Riley would have Action Man'ed the night's highly illegal activities to a standstill blocks ago, Xander thought.

Spike reappeared in the doorway, his body lit by something jammed under his arm. Something glowing. A chain had been slung over his shoulder and coiled around his waist like a bandolier to make room for the bound grimoire in one hand and a wickedly ornate ax in the other. Equipped for war. Xander half-expected to see a dagger clenched between Spike's teeth. Underneath the glowing jar? urn?, a bottle of amber glinted. Points to me for the booze, Xander noted. The vamp paused for only a moment on the edge of the door, in the gray space carved out by the glow of whatever it was under his arm, before he was trotting off down the alley.

"Vamp speed—highly overrated," Xander quipped as he loped behind Spike at a distance, heading unerring east around dumpsters, crates and fences as they snaked through the underbelly of Sunnydale.

At corner of Main and 8th, the alley abrupted in a grassy lot marked off for development. The green-taped fence was smattered with public hearing notices. From the cover of post office's awning, Xander could see the glowing prize slip from Spike's arm as he took the seven-foot fence in one smooth leap. No hesitation. Xander was across the street in seconds to rescue the fallen object. The urn. It was deep cerulean, a pulsed faintly. It was safe, now, in his hands.

He felt a surge of pride. The urn made this game his now--despite the fact he had no clue as to the rules. Or the urn's function. Or the stakes. Stakes.

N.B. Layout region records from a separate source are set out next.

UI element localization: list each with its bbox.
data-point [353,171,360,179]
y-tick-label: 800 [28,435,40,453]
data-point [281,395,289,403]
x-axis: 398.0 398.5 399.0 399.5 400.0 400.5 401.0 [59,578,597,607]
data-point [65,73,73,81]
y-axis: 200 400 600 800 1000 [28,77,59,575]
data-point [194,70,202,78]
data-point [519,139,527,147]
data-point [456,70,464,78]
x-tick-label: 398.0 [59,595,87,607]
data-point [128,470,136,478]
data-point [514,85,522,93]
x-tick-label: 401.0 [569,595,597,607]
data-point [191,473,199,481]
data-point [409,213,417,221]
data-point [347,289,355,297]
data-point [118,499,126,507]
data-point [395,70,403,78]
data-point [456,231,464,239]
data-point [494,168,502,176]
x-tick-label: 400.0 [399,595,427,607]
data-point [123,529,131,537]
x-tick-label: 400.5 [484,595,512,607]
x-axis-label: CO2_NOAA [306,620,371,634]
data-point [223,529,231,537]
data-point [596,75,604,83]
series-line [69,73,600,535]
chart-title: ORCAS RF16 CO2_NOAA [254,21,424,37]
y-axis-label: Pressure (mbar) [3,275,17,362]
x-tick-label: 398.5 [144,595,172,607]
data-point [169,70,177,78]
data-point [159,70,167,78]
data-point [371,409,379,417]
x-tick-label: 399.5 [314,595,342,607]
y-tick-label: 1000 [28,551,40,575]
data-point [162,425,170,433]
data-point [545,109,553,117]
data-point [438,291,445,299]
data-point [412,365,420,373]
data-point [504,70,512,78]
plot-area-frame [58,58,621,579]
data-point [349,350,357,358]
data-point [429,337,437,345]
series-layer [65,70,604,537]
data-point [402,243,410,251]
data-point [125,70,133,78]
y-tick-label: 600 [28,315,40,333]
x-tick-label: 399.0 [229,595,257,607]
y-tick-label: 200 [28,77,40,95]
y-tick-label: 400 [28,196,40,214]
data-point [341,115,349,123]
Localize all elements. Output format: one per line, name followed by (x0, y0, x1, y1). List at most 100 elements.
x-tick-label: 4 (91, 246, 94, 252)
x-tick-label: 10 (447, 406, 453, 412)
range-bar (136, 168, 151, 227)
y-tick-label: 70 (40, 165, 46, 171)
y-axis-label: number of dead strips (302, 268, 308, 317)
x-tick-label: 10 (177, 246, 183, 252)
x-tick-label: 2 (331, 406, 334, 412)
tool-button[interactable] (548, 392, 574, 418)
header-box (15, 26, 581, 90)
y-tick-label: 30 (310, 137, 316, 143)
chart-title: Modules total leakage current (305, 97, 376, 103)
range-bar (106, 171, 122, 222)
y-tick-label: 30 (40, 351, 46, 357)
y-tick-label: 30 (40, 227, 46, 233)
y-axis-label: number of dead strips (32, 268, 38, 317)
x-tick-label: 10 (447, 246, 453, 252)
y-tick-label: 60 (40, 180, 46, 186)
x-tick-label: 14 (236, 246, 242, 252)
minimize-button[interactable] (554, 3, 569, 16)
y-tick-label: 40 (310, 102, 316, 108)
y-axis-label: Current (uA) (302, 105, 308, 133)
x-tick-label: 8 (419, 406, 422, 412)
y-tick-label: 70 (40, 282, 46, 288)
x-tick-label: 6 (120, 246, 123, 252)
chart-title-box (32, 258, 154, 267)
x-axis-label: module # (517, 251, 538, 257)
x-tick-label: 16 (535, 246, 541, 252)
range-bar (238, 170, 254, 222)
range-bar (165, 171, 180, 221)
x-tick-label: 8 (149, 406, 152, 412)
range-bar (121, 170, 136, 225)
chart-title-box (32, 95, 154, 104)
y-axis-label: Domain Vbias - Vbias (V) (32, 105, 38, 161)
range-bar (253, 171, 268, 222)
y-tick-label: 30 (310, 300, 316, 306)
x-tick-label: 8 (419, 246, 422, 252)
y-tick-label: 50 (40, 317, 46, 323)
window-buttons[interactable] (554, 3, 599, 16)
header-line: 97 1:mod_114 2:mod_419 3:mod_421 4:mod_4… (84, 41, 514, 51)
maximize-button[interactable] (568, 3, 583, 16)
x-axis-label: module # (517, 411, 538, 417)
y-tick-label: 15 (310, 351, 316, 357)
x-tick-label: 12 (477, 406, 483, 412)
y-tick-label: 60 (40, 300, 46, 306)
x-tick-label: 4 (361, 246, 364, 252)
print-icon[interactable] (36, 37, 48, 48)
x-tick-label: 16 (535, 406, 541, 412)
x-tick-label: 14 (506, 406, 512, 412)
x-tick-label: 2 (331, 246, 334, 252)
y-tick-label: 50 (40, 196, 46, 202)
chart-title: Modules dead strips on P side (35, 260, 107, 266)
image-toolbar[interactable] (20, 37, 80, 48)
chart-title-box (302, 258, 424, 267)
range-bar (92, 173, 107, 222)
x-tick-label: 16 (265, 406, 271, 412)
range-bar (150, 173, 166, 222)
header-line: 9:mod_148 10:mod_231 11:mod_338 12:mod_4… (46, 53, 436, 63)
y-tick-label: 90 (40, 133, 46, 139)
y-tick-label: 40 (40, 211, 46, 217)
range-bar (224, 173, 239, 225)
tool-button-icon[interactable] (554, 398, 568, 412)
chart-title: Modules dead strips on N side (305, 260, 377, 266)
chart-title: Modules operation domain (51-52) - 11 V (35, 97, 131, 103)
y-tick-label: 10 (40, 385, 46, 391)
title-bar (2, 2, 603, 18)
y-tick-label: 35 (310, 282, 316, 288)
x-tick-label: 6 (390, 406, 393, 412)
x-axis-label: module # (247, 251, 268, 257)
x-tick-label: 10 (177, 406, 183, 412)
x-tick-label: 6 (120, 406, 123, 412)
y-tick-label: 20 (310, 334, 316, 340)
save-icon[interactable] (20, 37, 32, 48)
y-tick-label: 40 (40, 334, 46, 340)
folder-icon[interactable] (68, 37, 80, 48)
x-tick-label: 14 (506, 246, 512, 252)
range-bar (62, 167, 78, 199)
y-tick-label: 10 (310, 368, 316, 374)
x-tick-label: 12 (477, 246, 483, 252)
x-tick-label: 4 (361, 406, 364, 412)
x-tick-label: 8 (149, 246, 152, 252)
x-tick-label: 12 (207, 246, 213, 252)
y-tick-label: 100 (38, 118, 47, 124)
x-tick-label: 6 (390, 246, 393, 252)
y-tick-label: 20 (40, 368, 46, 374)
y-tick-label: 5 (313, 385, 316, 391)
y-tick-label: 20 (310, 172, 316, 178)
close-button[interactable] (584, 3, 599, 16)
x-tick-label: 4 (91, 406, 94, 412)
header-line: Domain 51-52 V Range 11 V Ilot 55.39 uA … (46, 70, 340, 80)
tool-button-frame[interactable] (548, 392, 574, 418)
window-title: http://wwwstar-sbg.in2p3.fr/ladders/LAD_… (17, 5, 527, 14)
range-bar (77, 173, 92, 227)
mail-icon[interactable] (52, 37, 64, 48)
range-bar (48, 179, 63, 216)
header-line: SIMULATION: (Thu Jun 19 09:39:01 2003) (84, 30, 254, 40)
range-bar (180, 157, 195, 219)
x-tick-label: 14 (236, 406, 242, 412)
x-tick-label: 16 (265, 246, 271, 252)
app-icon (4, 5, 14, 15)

Xander grabbed the stakes out of his jacket pocket and threw the dead weight to the side. He started running. He only had to make it to the ridge of trees at the top of the hill. From there, he could cut across the corridor of burnt-out Mustang skeletons in the abandoned junkyard to the baroque metal gates of Rotterdam church. Spike had made the mistake of taking the scenic route. Xander thrilled as he flew up the steeply inclined hill as easily as if he'd been strolling arm-and-arm with Anya through Restfield Park. Blood pumped through his body. Who needs Action Man when they've got the Xand Man?

The hand on the urn tingled, as though it had a heartbeat of its very own. He was so very awake now, universe.